Die Herabsetzung der Gegenleistung unterliegt grundsätzlich dem Beurkundungszwang nach § 311 b Abs. 1 BGB, es sei denn, sie beruht auf einem berechtigten Minderungsverlangen oder die Änderung erfolgt erst nach der Auflassung bzw. nach der Grundbucheintragung (Palandt, 61. Aufl., § 313 Rn 41 u. 44).

3.2

Nach der Änderung des § 16 Abs. 3 Nr. 2 GrEStG durch das Fünfte Gesetz zur Änderung des Steuerbeamten-Ausbildungsgesetzes und zur Änderung von Steuergesetzen vom (vgl. BGBl I 2002 S. 2722) wird auf Antrag die Steuer entsprechend niedriger festgesetzt oder die Steuerfestsetzung geändert, wenn die Herabsetzung (Minderung) auf Grund des § 437 BGB n.F. (bisher der §§ 459 und 460 BGB a.F.) vollzogen wird. Gegen eine entsprechende Anwendung des § 437 BGB n.F. ab dem bestehen keine Bedenken.

§ 16 Abs. 3 Nr. 2 GrEStG setzt voraus, dass sich der Verkäufer auf Verlangen des Käufers mit der Minderung einverstanden erklärt oder dementsprechend verurteilt worden ist und die Minderung auch tatsächlich eingetreten ist. Bei einem berechtigten Minderungsverlangen besteht kein Formzwang nach § 311 b Abs. 1 BGB (siehe vorstehende Tz 3.1, zweiter Absatz).

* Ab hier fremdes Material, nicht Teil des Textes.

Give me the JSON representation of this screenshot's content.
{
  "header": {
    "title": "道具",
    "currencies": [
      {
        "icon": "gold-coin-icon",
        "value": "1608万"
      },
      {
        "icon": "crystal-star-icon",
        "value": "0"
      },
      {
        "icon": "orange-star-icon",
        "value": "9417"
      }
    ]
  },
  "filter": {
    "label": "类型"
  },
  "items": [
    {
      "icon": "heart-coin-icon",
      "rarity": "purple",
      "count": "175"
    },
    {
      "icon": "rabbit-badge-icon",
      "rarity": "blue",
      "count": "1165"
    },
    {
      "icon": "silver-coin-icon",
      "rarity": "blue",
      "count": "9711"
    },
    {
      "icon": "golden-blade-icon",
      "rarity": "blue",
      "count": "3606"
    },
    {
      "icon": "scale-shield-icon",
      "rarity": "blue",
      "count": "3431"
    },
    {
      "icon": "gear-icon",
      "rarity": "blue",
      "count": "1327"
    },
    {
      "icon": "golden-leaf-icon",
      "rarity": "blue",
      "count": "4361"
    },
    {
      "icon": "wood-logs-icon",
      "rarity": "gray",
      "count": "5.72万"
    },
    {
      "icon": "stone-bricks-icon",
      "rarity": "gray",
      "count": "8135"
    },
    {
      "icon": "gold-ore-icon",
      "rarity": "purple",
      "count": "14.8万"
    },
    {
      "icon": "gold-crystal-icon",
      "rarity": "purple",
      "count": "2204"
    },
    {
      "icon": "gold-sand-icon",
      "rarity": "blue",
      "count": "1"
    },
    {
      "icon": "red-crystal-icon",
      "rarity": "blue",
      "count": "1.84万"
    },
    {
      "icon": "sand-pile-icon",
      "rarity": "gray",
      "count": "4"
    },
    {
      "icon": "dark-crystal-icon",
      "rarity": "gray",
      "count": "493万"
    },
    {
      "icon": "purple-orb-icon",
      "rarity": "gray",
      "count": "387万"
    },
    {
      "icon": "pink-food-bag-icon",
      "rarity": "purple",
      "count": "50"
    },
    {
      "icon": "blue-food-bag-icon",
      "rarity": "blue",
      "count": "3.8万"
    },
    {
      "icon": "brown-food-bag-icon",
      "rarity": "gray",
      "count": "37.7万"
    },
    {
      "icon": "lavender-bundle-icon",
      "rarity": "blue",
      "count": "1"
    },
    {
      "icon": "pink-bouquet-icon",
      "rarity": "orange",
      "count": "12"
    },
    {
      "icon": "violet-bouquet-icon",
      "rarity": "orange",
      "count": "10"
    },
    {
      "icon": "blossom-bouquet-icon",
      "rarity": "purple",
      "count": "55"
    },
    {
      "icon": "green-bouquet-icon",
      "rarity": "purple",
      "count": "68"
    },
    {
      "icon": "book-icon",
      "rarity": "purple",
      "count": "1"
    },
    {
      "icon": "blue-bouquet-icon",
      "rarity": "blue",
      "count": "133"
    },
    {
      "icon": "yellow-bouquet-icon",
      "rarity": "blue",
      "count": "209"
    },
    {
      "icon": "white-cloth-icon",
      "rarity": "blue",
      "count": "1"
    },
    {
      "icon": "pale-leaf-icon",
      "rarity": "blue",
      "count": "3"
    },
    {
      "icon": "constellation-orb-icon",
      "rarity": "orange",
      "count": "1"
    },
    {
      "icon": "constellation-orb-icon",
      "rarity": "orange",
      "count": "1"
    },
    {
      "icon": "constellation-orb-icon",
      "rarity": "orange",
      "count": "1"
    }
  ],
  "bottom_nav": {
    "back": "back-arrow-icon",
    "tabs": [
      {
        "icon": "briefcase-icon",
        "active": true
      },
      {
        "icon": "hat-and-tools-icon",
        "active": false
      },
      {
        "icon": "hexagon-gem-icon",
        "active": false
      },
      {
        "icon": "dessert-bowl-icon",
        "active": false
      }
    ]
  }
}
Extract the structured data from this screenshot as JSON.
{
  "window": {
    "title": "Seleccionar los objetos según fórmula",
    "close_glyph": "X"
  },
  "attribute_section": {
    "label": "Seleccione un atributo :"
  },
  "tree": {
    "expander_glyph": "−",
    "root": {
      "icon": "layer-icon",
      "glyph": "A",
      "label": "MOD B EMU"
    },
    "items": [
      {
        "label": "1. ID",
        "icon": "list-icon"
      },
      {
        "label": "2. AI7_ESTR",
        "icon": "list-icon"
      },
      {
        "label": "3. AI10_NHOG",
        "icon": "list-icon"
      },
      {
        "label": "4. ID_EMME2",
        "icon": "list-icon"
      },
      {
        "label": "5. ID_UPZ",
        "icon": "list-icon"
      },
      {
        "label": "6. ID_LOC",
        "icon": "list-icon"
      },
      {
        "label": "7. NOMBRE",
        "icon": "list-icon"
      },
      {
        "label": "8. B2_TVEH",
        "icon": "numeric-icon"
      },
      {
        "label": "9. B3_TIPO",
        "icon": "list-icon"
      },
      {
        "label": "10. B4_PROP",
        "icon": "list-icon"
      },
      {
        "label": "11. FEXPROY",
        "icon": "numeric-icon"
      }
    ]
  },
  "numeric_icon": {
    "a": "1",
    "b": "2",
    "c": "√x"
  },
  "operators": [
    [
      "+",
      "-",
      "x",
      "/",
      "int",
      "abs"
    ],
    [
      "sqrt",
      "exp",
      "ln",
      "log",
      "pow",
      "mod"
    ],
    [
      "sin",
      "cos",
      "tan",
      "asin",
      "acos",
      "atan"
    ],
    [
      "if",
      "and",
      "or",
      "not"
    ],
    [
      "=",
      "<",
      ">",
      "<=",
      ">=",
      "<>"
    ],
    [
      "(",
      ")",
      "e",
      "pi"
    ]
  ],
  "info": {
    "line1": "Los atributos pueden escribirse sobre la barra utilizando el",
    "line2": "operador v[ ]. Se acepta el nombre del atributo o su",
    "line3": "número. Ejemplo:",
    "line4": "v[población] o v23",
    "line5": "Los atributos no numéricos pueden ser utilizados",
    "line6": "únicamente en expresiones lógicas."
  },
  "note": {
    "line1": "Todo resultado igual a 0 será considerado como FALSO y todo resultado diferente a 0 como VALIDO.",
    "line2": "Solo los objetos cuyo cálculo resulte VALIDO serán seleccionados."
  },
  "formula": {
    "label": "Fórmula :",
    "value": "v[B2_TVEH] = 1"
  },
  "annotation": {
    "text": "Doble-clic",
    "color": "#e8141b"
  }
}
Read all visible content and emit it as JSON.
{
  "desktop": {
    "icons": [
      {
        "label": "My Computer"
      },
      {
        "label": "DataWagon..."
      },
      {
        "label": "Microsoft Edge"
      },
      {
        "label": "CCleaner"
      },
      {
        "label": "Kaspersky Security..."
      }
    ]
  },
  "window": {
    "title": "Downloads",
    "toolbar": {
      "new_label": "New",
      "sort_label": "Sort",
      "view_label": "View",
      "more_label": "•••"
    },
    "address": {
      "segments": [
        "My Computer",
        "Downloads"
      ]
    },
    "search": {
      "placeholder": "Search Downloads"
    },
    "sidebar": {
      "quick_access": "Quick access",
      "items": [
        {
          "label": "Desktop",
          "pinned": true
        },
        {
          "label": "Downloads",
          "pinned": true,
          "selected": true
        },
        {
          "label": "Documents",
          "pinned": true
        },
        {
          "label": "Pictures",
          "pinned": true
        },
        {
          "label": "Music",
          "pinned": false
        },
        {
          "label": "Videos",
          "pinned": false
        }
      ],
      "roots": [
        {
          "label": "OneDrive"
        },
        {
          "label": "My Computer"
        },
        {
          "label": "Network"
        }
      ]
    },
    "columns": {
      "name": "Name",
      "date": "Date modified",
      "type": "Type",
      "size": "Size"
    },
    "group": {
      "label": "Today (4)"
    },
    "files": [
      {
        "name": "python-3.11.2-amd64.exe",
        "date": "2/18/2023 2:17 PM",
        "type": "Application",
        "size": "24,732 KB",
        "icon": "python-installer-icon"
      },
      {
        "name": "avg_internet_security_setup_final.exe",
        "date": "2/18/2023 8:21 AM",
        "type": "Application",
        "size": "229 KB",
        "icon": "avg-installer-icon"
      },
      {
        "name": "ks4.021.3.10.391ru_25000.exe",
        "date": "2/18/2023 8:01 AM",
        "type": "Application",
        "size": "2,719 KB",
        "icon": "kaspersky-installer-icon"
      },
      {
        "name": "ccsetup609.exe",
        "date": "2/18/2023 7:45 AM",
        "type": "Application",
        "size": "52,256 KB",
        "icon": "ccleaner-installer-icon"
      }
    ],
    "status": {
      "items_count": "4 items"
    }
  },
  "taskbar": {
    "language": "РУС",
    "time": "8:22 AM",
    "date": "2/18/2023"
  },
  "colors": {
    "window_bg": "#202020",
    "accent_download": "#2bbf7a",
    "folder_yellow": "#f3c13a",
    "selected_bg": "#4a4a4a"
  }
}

Nach der Neukonzeption des Kaufrechts wird nicht mehr zwischen Sach- und Rechtsmängeln unterschieden, so dass auch bei Rechtsmängeln eine vollzogene Minderung des Kaufpreises im Rahmen der Grunderwerbbesteuerung zu berücksichtigen ist.

4. Verletzung der Anzeigepflicht (§ 16 Abs. 5 GrEStG)

Nach § 16 Abs. 5 GrEStG gelten die Absätze 1 bis 4 dieser Vorschrift nicht, wenn einer der in § 1 Abs. 2, 2a und 3 bezeichneten Erwerbsvorgänge rückgängig gemacht wird, der nicht nach den §§ 18, 19 GrEStG fristgerecht angezeigt war.

Dieser Erlass ergeht im Einvernehmen mit den obersten Finanzbehörden der anderen Länder.